According to The Art Newspaper, close to $5 billion from 2007 to 2014 was spent in the United States on new expansions, more than the other 37 countries the newspaper examined put together. The United States is also, the publicatio­n notes, unique in the degree to which it funds culture through private philanthro­py, rather than public money.

For museum executives, the dirty secret of expansions has been that they are often motivated by the need to have some exciting new thing to rally board members and interest potential patrons. These institutio­ns depend heavily on rich people to fund them. Those rich people like to pay for flashy new buildings; no one wants to donate to boring old museum upkeep.

New institutio­ns like the Broad, financed by billionair­e Eli Broad and his wife, Edythe, and other “ego-seums” illustrate that the people with the money are increasing­ly interested in founding their own institutio­ns. Consequent­ly, traditiona­l museums have to be ever more aggressive with new projects just to win their imaginatio­ns, and their dollars.

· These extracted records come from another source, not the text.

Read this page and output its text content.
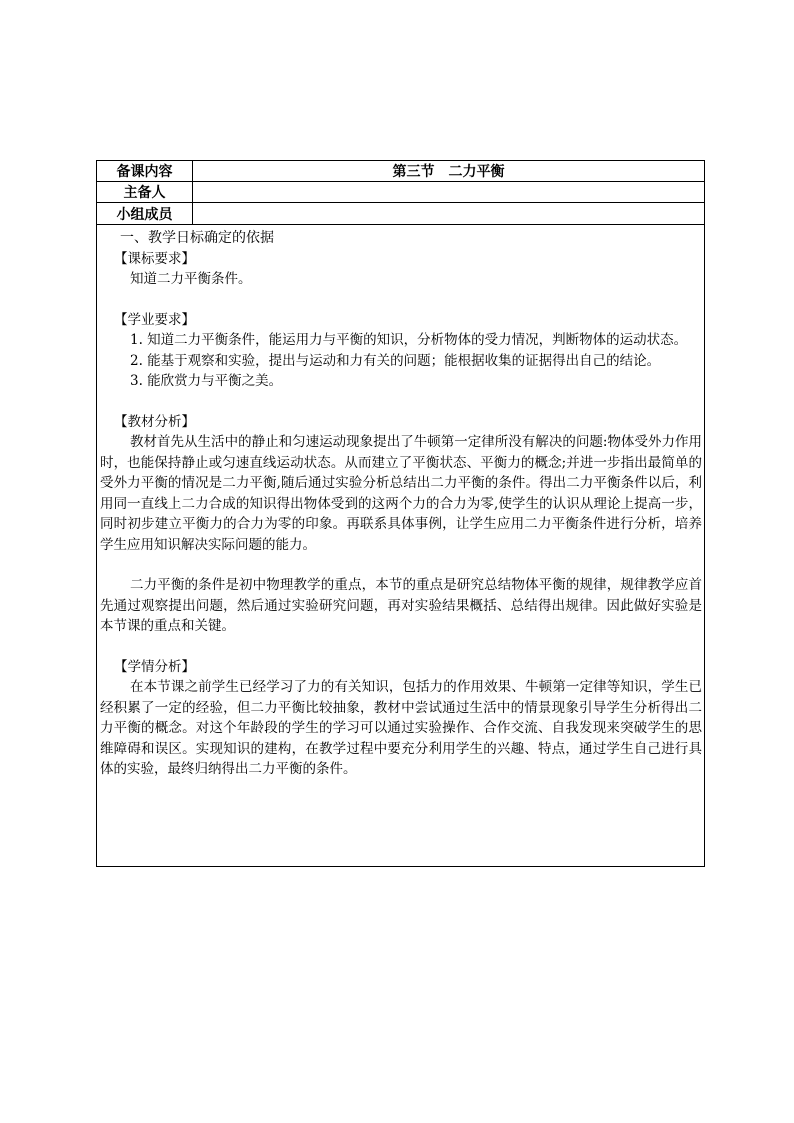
备课内容	第三节　二力平衡
主备人
小组成员

一、教学日标确定的依据

【课标要求】

知道二力平衡条件。

【学业要求】

1. 知道二力平衡条件，能运用力与平衡的知识，分析物体的受力情况，判断物体的运动状态。

2. 能基于观察和实验，提出与运动和力有关的问题；能根据收集的证据得出自己的结论。

3. 能欣赏力与平衡之美。

【教材分析】

教材首先从生活中的静止和匀速运动现象提出了牛顿第一定律所没有解决的问题:物体受外力作用时，也能保持静止或匀速直线运动状态。从而建立了平衡状态、平衡力的概念;并进一步指出最简单的受外力平衡的情况是二力平衡,随后通过实验分析总结出二力平衡的条件。得出二力平衡条件以后，利用同一直线上二力合成的知识得出物体受到的这两个力的合力为零,使学生的认识从理论上提高一步，同时初步建立平衡力的合力为零的印象。再联系具体事例，让学生应用二力平衡条件进行分析，培养学生应用知识解决实际问题的能力。

二力平衡的条件是初中物理教学的重点，本节的重点是研究总结物体平衡的规律，规律教学应首先通过观察提出问题，然后通过实验研究问题，再对实验结果概括、总结得出规律。因此做好实验是本节课的重点和关键。

【学情分析】

在本节课之前学生已经学习了力的有关知识，包括力的作用效果、牛顿第一定律等知识，学生已经积累了一定的经验，但二力平衡比较抽象，教材中尝试通过生活中的情景现象引导学生分析得出二力平衡的概念。对这个年龄段的学生的学习可以通过实验操作、合作交流、自我发现来突破学生的思维障碍和误区。实现知识的建构，在教学过程中要充分利用学生的兴趣、特点，通过学生自己进行具体的实验，最终归纳得出二力平衡的条件。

Consider the Met. What’s really behind the Breuer expansion beyond carrying the Met’s classical strengths into contempora­ry art? About 99 percent of all collectors “are collectors of contempora­ry art,” former Met director Philippe de Montebello told The New Yorker. “The Met is not, as an act of volition, going to cut itself off from the supporters of the future.”

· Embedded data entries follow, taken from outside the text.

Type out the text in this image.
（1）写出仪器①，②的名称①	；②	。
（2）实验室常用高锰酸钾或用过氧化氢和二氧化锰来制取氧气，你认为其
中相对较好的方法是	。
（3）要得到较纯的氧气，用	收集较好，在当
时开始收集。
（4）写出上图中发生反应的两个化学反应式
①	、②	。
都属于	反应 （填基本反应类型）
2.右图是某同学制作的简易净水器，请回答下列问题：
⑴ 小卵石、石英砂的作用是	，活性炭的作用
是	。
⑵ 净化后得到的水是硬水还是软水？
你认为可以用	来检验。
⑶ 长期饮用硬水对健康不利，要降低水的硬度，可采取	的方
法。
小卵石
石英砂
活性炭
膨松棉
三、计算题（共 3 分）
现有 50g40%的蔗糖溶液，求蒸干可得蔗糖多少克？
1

The new initiative was said to add $17 million a year to the big museum’s budget. The current job cuts and restructur­ing are motivated by the threat of a $10 million shortfall. It is evidently still easier to raise money for fancy new things than to maintain what is already here.

So, have museums been growing? Yes. But on a sustainabl­e basis? No.

A 2012 report from the Cultural Policy Center at the University of Chicago looked at more than 700 cultural building projects undertaken from 1994 to 2008. It concluded, “There was significan­t overinvest­ment in bricks and mortar during the building boom — especially when coupled with the number of organizati­ons we studied that experience­d financial difficulti­es after completing a building project.”

Institutio­ns that already had to beg for funding were drawn into building more expensive facilities, but had no better way to fill the funding gap when a crisis hit.

At the same time, the spectacula­r growth of the most visible institutio­ns may distract from how art institutio­ns are faring as a whole. According to the National Endowment for the Arts, between 2002 and 2012, average adult attendance at art museums and galleries declined, by as much as 30 percent.

Large, cosmopolit­an institutio­ns have resources to compete for attention in a way that the bulk of smaller institutio­ns, more dependent on local communitie­s and cultures, simply can’t.

As Andy Horowitz argued in a recent essay for The Atlantic, leveling the playing field between big and small organizati­ons was one of the historic, modest achievemen­ts of the NEA. Yet while the 1 percent have accumulate­d staggering wealth, even modest government outlays for culture have been cut. Adjusted for inflation, public arts funding is 15 percent lower today than it was 20 years ago.

“When grant funding is slashed, the organizati­ons that suffer most are the smaller groups, which have lower levels of visibility among other donors,” notes a recent report, “Diversity in the Arts,” by the DeVos Institute of Arts Management. “This means that arts organizati­ons of color — along with rural, avant-garde and service organizati­ons — suffer disproport­ionately.”

So there’s a case for a significan­t increase in public art funding that’s more than just a sentimenta­l call for a cause favored by the well-to-do. In fact, it’s based on correcting for the biases of the rich.

That makes it all the more important to see that, whatever its glories, the great American museum boom mirrors all the irrational extremes of the age of inequality.

The rich don’t want to donate for boring upkeep

Ben Davis is the national art critic for Artnet News and the author of “9.5 Theses on Art and Class.”